Outre les artistes déjà cités, il faut encore mentionner, parmi ceux qui ont fait les grandes heures de Motown, Martha And The Vandellas, les Contours, Gladys Knight & The Pips, Mary Wells, les Temptations, les Four Tops, Junior Walker And The All-Stars, Stevie Wonder, Ashford & Simpson, Edwin Start et, sans doute le plus grand d'entre tous, Marvin Gaye. Au début des années 70, alors que la carrière de certaines des valeurs les plus sûres de son écurie s'essouffle, Motown parvient à conserver son rang grâce au succès phénoménal des Jackson Five, puis du plus jeune d'entre eux, Michael Jackson. Il est regrettable évidemment que la compagnie n'ait pas pu garder ce dernier sous contrat dans les années 80. On peut dire qu'à quelques timides tentatives près (Chris Clark, Kiki Dee, Teena Marie) Motown, pour préserver son identité, a finalement opté pour un catalogue exclusivement constitué d'artistes noirs ; elle a même publié sur disque certains discours de Martin Luther King.
Dès 1971, Motown ne fut plus Motown. La firme perdit tour à tour Stevie Wonder et Marvin Gaye et quitta Detroit pour Los Angeles, où son identité se dilua rapidement. A partir du milieu des années 70, Motown n'a assurément plus la même stature que par le passé : à leur tour, Martha Reeves, Gladys Knight, les Jackson Five et les Four Tops sont partis. Si les ventes sont plus que satisfaisantes, ses nouvelles signatures (les Commodores Thelma Houston…) ne peuvent rivaliser en prestige avec les vedettes de la génération précédente. L'originalité et l'unité stylistique de ses productions se sont perdues, et la compagnie Tamla Motown est devenue un label de musique noire parmi les autres, juste un peu plus important. Une aura de légende en nimbe cependant toujours le nom, et la fidélité de certains artistes (Smokey Robinson, Stevie Wonder…) lui permet de garder encore aujourd'hui le contact avec son glorieux passé.

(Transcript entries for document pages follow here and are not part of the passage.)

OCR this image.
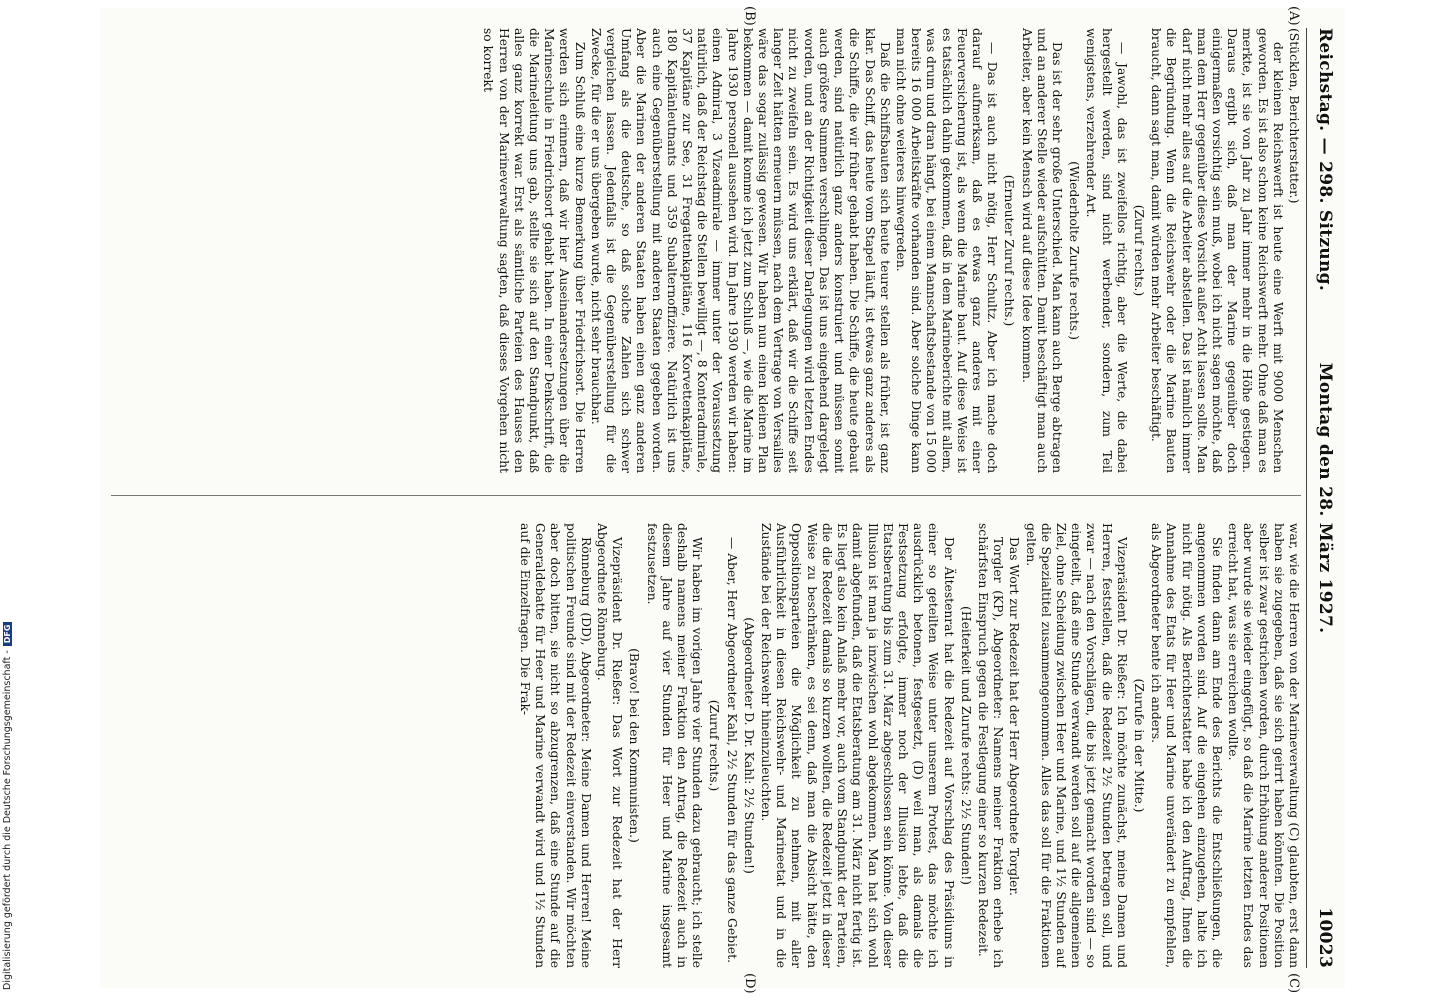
Reichstag. — 298. Sitzung.
Montag den 28. März 1927.
10023
(A)
(B)
(C)
(D)

(Stücklen, Berichterstatter.)

der kleinen Reichswerft ist heute eine Werft mit 9000 Menschen geworden. Es ist also schon keine Reichswerft mehr. Ohne daß man es merkte, ist sie von Jahr zu Jahr immer mehr in die Höhe gestiegen. Daraus ergibt sich, daß man der Marine gegenüber doch einigermaßen vorsichtig sein muß, wobei ich nicht sagen möchte, daß man dem Herr gegenüber diese Vorsicht außer Acht lassen sollte. Man darf nicht mehr alles auf die Arbeiter abstellen. Das ist nämlich immer die Begründung. Wenn die Reichswehr oder die Marine Bauten braucht, dann sagt man, damit würden mehr Arbeiter beschäftigt.

(Zuruf rechts.)

— Jawohl, das ist zweifellos richtig, aber die Werte, die dabei hergestellt werden, sind nicht werbender, sondern, zum Teil wenigstens, verzehrender Art.

(Wiederholte Zurufe rechts.)

Das ist der sehr große Unterschied. Man kann auch Berge abtragen und an anderer Stelle wieder aufschütten. Damit beschäftigt man auch Arbeiter, aber kein Mensch wird auf diese Idee kommen.

(Erneuter Zuruf rechts.)

— Das ist auch nicht nötig, Herr Schultz. Aber ich mache doch darauf aufmerksam, daß es etwas ganz anderes mit einer Feuerversicherung ist, als wenn die Marine baut. Auf diese Weise ist es tatsächlich dahin gekommen, daß in dem Marineberichte mit allem, was drum und dran hängt, bei einem Mannschaftsbestande von 15 000 bereits 16 000 Arbeitskräfte vorhanden sind. Aber solche Dinge kann man nicht ohne weiteres hinwegreden.

Daß die Schiffsbauten sich heute teurer stellen als früher, ist ganz klar. Das Schiff, das heute vom Stapel läuft, ist etwas ganz anderes als die Schiffe, die wir früher gehabt haben. Die Schiffe, die heute gebaut werden, sind natürlich ganz anders konstruiert und müssen somit auch größere Summen verschlingen. Das ist uns eingehend dargelegt worden, und an der Richtigkeit dieser Darlegungen wird letzten Endes nicht zu zweifeln sein. Es wird uns erklärt, daß wir die Schiffe seit langer Zeit hätten erneuern müssen, nach dem Vertrage von Versailles wäre das sogar zulässig gewesen. Wir haben nun einen kleinen Plan bekommen — damit komme ich jetzt zum Schluß —, wie die Marine im Jahre 1930 personell aussehen wird. Im Jahre 1930 werden wir haben: einen Admiral, 3 Vizeadmirale — immer unter der Voraussetzung natürlich, daß der Reichstag die Stellen bewilligt —, 8 Konteradmirale, 37 Kapitäne zur See, 31 Fregattenkapitäne, 116 Korvettenkapitäne, 180 Kapitänleutnants und 359 Subalternoffiziere. Natürlich ist uns auch eine Gegenüberstellung mit anderen Staaten gegeben worden. Aber die Marinen der anderen Staaten haben einen ganz anderen Umfang als die deutsche, so daß solche Zahlen sich schwer vergleichen lassen. Jedenfalls ist die Gegenüberstellung für die Zwecke, für die er uns übergeben wurde, nicht sehr brauchbar.

Zum Schluß eine kurze Bemerkung über Friedrichsort. Die Herren werden sich erinnern, daß wir hier Auseinandersetzungen über die Marineschule in Friedrichsort gehabt haben. In einer Denkschrift, die die Marineleitung uns gab, stellte sie sich auf den Standpunkt, daß alles ganz korrekt war. Erst als sämtliche Parteien des Hauses den Herren von der Marineverwaltung sagten, daß dieses Vorgehen nicht so korrekt

war, wie die Herren von der Marineverwaltung (C) glaubten, erst dann haben sie zugegeben, daß sie sich geirrt haben könnten. Die Position selber ist zwar gestrichen worden, durch Erhöhung anderer Positionen aber wurde sie wieder eingefügt, so daß die Marine letzten Endes das erreicht hat, was sie erreichen wollte.

Sie finden dann am Ende des Berichts die Entschließungen, die angenommen worden sind. Auf die eingehen einzugehen, halte ich nicht für nötig. Als Berichterstatter habe ich den Auftrag, Ihnen die Annahme des Etats für Heer und Marine unverändert zu empfehlen, als Abgeordneter bente ich anders.

(Zurufe in der Mitte.)

Vizepräsident Dr. Rießer: Ich möchte zunächst, meine Damen und Herren, feststellen, daß die Redezeit 2½ Stunden betragen soll, und zwar — nach den Vorschlägen, die bis jetzt gemacht worden sind — so eingeteilt, daß eine Stunde verwandt werden soll auf die allgemeinen Ziel, ohne Scheidung zwischen Heer und Marine, und 1½ Stunden auf die Spezialtitel zusammengenommen. Alles das soll für die Fraktionen gelten.

Das Wort zur Redezeit hat der Herr Abgeordnete Torgler.

Torgler (KP), Abgeordneter: Namens meiner Fraktion erhebe ich schärfsten Einspruch gegen die Festlegung einer so kurzen Redezeit.

(Heiterkeit und Zurufe rechts: 2½ Stunden!)

Der Ältestenrat hat die Redezeit auf Vorschlag des Präsidiums in einer so geteilten Weise unter unserem Protest, das möchte ich ausdrücklich betonen, festgesetzt, (D) weil man, als damals die Festsetzung erfolgte, immer noch der Illusion lebte, daß die Etatsberatung bis zum 31. März abgeschlossen sein könne. Von dieser Illusion ist man ja inzwischen wohl abgekommen. Man hat sich wohl damit abgefunden, daß die Etatsberatung am 31. März nicht fertig ist. Es liegt also kein Anlaß mehr vor, auch vom Standpunkt der Parteien, die die Redezeit damals so kurzen wollten, die Redezeit jetzt in dieser Weise zu beschränken, es sei denn, daß man die Absicht hätte, den Oppositionsparteien die Möglichkeit zu nehmen, mit aller Ausführlichkeit in diesen Reichswehr- und Marineetat und in die Zustände bei der Reichswehr hineinzuleuchten.

(Abgeordneter D. Dr. Kahl: 2½ Stunden!)

— Aber, Herr Abgeordneter Kahl, 2½ Stunden für das ganze Gebiet.

(Zuruf rechts.)

Wir haben im vorigen Jahre vier Stunden dazu gebraucht; ich stelle deshalb namens meiner Fraktion den Antrag, die Redezeit auch in diesem Jahre auf vier Stunden für Heer und Marine insgesamt festzusetzen.

(Bravo! bei den Kommunisten.)

Vizepräsident Dr. Rießer: Das Wort zur Redezeit hat der Herr Abgeordnete Rönneburg.

Rönneburg (DD), Abgeordneter: Meine Damen und Herren! Meine politischen Freunde sind mit der Redezeit einverstanden. Wir möchten aber doch bitten, sie nicht so abzugrenzen, daß eine Stunde auf die Generaldebatte für Heer und Marine verwandt wird und 1½ Stunden auf die Einzelfragen. Die Frak-

Digitalisierung gefördert durch die Deutsche Forschungsgemeinschaft -DFG
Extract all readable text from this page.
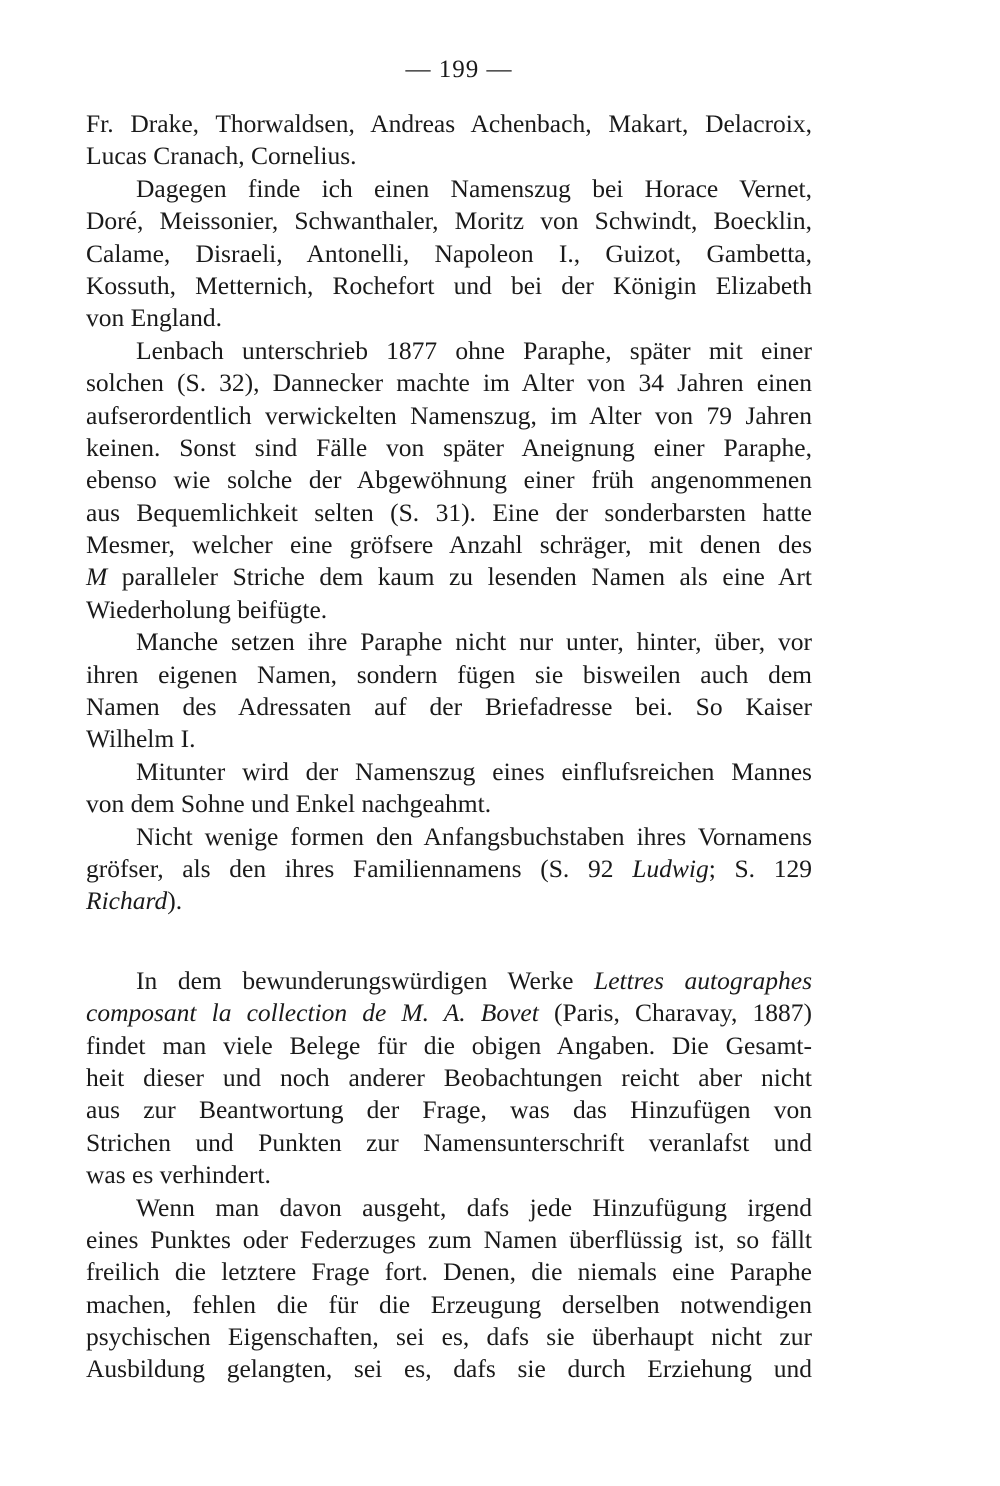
— 199 —
Fr. Drake, Thorwaldsen, Andreas Achenbach, Makart, Delacroix,
Lucas Cranach, Cornelius.
Dagegen finde ich einen Namenszug bei Horace Vernet,
Doré, Meissonier, Schwanthaler, Moritz von Schwindt, Boecklin,
Calame, Disraeli, Antonelli, Napoleon I., Guizot, Gambetta,
Kossuth, Metternich, Rochefort und bei der Königin Elizabeth
von England.
Lenbach unterschrieb 1877 ohne Paraphe, später mit einer
solchen (S. 32), Dannecker machte im Alter von 34 Jahren einen
aufserordentlich verwickelten Namenszug, im Alter von 79 Jahren
keinen. Sonst sind Fälle von später Aneignung einer Paraphe,
ebenso wie solche der Abgewöhnung einer früh angenommenen
aus Bequemlichkeit selten (S. 31). Eine der sonderbarsten hatte
Mesmer, welcher eine gröfsere Anzahl schräger, mit denen des
M paralleler Striche dem kaum zu lesenden Namen als eine Art
Wiederholung beifügte.
Manche setzen ihre Paraphe nicht nur unter, hinter, über, vor
ihren eigenen Namen, sondern fügen sie bisweilen auch dem
Namen des Adressaten auf der Briefadresse bei. So Kaiser
Wilhelm I.
Mitunter wird der Namenszug eines einflufsreichen Mannes
von dem Sohne und Enkel nachgeahmt.
Nicht wenige formen den Anfangsbuchstaben ihres Vornamens
gröfser, als den ihres Familiennamens (S. 92 Ludwig; S. 129
Richard).
In dem bewunderungswürdigen Werke Lettres autographes
composant la collection de M. A. Bovet (Paris, Charavay, 1887)
findet man viele Belege für die obigen Angaben. Die Gesamt-
heit dieser und noch anderer Beobachtungen reicht aber nicht
aus zur Beantwortung der Frage, was das Hinzufügen von
Strichen und Punkten zur Namensunterschrift veranlafst und
was es verhindert.
Wenn man davon ausgeht, dafs jede Hinzufügung irgend
eines Punktes oder Federzuges zum Namen überflüssig ist, so fällt
freilich die letztere Frage fort. Denen, die niemals eine Paraphe
machen, fehlen die für die Erzeugung derselben notwendigen
psychischen Eigenschaften, sei es, dafs sie überhaupt nicht zur
Ausbildung gelangten, sei es, dafs sie durch Erziehung und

Le souvenir de Motown sera également assombri par les procès qui opposèrent Gordy, particulièrement gourmand pour s'attribuer les droits d'édition de chansons qu'il n'avait pas écrite, à plusieurs de ses artistes, dont, en particulier, Marvin Gaye.
On ne saurait se dispenser des compilations des Supremes, des Four Tops ou des miracles, non plus que des disques les plus importants de Stevie Wonder ou de Marvin Gaye, mais si l'on veut disposer d'un éventail de la production de Motown qui n'omette pas les succès de certains dont la carrière fut moins consistante, comme Barrett Strong ou Jimmy Ruffin, on pourra se procurer The Motown's 20th Anniversary Album, Hitsville USA : The Motown Singles Collection 1959-1971 ou The Motown Ultimate Hits Collection.